The strange Mr Holness
Andrew Holness may yet prove to be a genius with rare political gifts. Right now, we doubt it. For in that department, at this time, he appears incompetent.
If a fortnight ago, in the immediate aftermath of the Constitutional Court's ruling that his use of pre-signed, undated resignation letters to oust two senators was unconstitutional, we would have fully understood his decision. He could have advanced the logic that the matter was too fundamental an issue of public policy, involving constitutional limits of executive authority and the exercise of individual freedoms, to be left to a first-instance court. At the same time, he would have extended himself and challenged his political skills in having his party, including the protagonists in the matter, appreciate this larger philosophical/governance issue he was seeking to resolve.
That was not Mr Holness' strategy. First, he huffed, drawing attention to the court's askance view of Arthur Williams, key conspirator in the scheme and author and victim of the letters, for which he sought and won redress. Then the Jamaica Labour Party (JLP) leader became contrite and repentant. He went to church, confessed his sins and prayed forgiveness. It is unclear if he did penance.
"... Today, I do so unreservedly apologise to my colleagues," Mr Holness said before worshippers at a Sunday service at a Baptist church.
Mr Holness, in the circumstances, and as this newspaper believed and said, appeared to have formally buried the hatchet and foreclosed on any intention, if not right, to appeal. He would seek a political resolution to his party's problems - a healing if you will.

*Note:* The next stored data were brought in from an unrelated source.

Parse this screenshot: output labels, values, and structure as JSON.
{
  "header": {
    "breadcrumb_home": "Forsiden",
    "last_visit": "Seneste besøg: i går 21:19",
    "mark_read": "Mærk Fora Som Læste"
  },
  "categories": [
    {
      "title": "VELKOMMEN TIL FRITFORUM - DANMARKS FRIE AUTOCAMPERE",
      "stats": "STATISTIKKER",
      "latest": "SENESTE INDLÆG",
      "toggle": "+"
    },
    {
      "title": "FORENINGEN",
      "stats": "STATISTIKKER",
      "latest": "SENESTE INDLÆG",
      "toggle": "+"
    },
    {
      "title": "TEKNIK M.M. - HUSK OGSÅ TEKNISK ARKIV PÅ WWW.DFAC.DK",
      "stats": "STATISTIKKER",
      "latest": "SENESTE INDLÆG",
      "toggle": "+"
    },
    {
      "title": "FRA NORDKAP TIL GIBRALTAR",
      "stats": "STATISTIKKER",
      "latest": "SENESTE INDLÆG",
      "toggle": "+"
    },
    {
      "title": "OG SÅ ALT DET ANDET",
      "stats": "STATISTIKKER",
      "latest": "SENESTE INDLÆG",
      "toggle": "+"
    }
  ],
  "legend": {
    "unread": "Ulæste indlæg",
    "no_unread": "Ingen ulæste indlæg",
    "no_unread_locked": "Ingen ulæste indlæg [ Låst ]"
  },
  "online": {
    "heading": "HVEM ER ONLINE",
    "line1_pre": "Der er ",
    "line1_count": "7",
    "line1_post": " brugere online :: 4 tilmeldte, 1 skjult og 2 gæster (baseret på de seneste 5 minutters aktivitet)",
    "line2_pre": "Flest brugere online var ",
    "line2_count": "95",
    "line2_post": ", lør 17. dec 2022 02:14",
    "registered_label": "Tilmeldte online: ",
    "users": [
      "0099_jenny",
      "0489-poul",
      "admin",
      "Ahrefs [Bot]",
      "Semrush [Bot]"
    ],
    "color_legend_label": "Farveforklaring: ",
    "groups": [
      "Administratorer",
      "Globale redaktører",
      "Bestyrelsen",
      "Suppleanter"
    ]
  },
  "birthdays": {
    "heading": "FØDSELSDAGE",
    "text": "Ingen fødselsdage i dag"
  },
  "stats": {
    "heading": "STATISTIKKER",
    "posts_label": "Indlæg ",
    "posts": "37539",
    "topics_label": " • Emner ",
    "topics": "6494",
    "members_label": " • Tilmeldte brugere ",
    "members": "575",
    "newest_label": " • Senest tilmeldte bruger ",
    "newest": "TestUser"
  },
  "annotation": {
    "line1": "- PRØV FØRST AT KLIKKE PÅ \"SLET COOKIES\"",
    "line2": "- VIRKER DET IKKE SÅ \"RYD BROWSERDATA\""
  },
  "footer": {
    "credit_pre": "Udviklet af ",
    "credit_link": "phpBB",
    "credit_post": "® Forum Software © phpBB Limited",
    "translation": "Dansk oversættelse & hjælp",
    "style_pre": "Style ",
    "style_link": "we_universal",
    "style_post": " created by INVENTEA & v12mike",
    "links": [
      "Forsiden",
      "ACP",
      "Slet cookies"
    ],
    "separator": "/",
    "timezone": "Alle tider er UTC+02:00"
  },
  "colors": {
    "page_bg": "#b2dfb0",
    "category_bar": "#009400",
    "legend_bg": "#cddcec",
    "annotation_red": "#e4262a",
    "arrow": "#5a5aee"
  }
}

Indeed, we urged that course of action, given the JLP's fragile state and its need to move beyond the distractions if it established itself as government-in-waiting. It was our view that actors in this latest episode of the party's epic tragedy - Mr Holness, Mr Williams and his fellow Senate 'oustee' Christopher Tufton and their replacements, Nigel Clarke and Ruel Reid - should gather in a backroom somewhere to thrash out the problem.
As the leader against whom the court ruled, and in the context of his post-confessional mien, presuming it to be genuine, it was Mr Holness' obligation to work hardest at this bit of realpolitik. It is what he said he was doing.
Yet, in a sudden, surprising move, Mr Holness has changed tack, having filed an appeal against the lower court's decision. The higher courts - perhaps the matter may reach as far as the Privy Council - will have an opportunity to pronounce definitively on the constitutional right, or lack thereof, of prime ministers and opposition leaders to remove senators whose appointments they caused, as well as on the lower court's position that pre-signed letters, even with separate authorisation for their use, is not a method to be countenanced in resignations from the legislature. In the meantime, the chasms in this notoriously fractious and querulous party will widen.
A strange fellow, this Andrew Holness.